Proche de l’essentialisme et du pragmatisme, une autre
pensée en vient même à ne voir la vérité que dans l’action, que dans une
manière de vivre.
Si certains philosophes tentent de définir ce qu’est la
vérité ou comment elle se construit, d’autres ont fini par ne plus croire en sa
définition, en son existence, en son élaboration. Selon le déflationnisme, la vérité est
indéfinissable et n’a aucune valeur.
Finalement, il existe de nombreuses conceptions de la
vérité radicalement différentes. Elles la trouvent dans les choses, dans la
pensée ou dans le discours, défendent son objectivité ou sa subjectivité, la
présentent éternelle et immuable ou ne songent qu’à sa construction et à son
évolution. La science moderne ravive ce débat comme nous avons pu le voir dans
notre étude sur les interprétations de la physique quantique [5]. Mais quand
autrefois, les discussions portaient plutôt sur la notion même de la vérité,
aujourd'hui, les regards portent plutôt sur sa construction. Elle n’est plus,
elle devient. Nous constatons une même tendance dans les sciences de la nature
totalement orientées vers l’évolutionnisme et dans les sciences plus
intéressées par le principe d’action que par le principe de l’être.
La réalité n’est donc plus vue en elle-même. Elle semble
même être éloignée de toute préoccupation. Elle est délaissée, ignorée,
abandonnée. L’important n’est plus de savoir ce qu’elle est mais comment elle
est perçue et plus précisément comment elle est construite. Nous ne voulons plus voir les choses comme elles sont mais comme nous les concevons. Ainsi nous arrivons
à croire que les choses sont comme nous les pensons, qu’elles sont soumises à
notre intelligence et à notre bon-vouloir.
Nous sommes fortement influencés par cette tendance qui
nous porte vers l’action, le mouvement, l’agitation et nous éloigne de l’être, du
repos, de la contemplation.
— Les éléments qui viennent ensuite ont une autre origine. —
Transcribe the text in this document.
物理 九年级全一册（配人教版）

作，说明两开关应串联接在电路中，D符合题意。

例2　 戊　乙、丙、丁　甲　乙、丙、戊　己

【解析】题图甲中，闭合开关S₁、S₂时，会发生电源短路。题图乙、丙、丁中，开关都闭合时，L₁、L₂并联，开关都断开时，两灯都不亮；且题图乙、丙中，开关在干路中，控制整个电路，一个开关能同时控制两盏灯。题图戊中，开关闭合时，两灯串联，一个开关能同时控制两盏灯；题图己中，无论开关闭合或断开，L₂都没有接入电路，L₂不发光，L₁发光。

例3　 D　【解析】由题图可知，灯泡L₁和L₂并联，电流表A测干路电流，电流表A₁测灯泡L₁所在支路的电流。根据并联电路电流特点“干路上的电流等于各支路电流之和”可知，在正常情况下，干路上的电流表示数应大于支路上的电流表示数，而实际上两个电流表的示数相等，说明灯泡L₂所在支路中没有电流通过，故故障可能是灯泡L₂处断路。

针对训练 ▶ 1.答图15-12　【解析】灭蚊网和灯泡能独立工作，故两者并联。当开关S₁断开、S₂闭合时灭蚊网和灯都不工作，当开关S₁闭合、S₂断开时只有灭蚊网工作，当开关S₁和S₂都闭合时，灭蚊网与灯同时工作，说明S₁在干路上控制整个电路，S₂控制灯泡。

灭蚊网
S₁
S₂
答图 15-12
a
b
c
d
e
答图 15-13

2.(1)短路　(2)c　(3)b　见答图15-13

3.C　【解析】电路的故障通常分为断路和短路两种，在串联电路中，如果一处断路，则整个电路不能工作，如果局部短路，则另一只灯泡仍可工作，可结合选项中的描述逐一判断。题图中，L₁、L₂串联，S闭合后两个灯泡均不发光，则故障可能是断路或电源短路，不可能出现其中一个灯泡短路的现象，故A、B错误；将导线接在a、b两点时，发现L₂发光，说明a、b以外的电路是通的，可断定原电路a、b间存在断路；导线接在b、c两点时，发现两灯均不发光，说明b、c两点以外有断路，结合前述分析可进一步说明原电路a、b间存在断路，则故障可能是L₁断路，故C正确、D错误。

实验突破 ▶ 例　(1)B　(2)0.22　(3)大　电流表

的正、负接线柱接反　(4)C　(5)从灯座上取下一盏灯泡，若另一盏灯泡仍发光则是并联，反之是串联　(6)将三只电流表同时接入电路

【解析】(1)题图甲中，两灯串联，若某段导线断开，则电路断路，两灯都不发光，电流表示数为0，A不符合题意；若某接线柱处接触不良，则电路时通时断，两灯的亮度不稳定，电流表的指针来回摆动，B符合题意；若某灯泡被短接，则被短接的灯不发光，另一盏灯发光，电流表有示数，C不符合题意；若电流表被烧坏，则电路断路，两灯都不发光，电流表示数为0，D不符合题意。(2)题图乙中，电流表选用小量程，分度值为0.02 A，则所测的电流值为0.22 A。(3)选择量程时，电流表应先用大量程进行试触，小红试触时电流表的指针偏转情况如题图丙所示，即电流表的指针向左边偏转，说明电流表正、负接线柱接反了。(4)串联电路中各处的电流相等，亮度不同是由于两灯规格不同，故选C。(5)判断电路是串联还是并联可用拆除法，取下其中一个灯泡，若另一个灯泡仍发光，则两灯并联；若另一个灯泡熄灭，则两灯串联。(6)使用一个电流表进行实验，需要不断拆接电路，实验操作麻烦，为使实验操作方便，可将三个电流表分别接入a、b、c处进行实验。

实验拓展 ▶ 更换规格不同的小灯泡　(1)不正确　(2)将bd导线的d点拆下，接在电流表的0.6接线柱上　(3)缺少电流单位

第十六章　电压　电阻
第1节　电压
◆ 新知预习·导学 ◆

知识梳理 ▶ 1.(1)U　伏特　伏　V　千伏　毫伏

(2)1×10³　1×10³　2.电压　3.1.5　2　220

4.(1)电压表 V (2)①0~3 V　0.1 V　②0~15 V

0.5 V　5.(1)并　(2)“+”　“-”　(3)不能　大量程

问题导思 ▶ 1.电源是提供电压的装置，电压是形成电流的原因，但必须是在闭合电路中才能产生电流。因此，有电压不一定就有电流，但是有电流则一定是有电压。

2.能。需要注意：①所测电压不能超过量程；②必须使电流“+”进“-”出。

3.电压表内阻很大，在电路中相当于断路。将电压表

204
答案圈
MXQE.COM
Nous pensons davantage à construire une réalité qui
correspond plus à nos envies, à nos convictions, à nos ambitions qu’à nous
soumettre à la réalité. Comment pouvons-nous alors entendre Dieu dans l’agitation,
la fuite et l’illusion ? Dieu nous rappellent à la
réalité et nous éloignent de nos vanités.
Références
[1] Descartes à Mersenne, lettre du 16 octobre 1639.
[2] Kant, Logique, Introduction, VII.
[3] Saint Albert le Grand, Métaphysique.
[4]Antoine Grosjean, Solipsisme dans Rencontres de Sophie 2010.
[5] Voir Émeraude de février à avril 2014.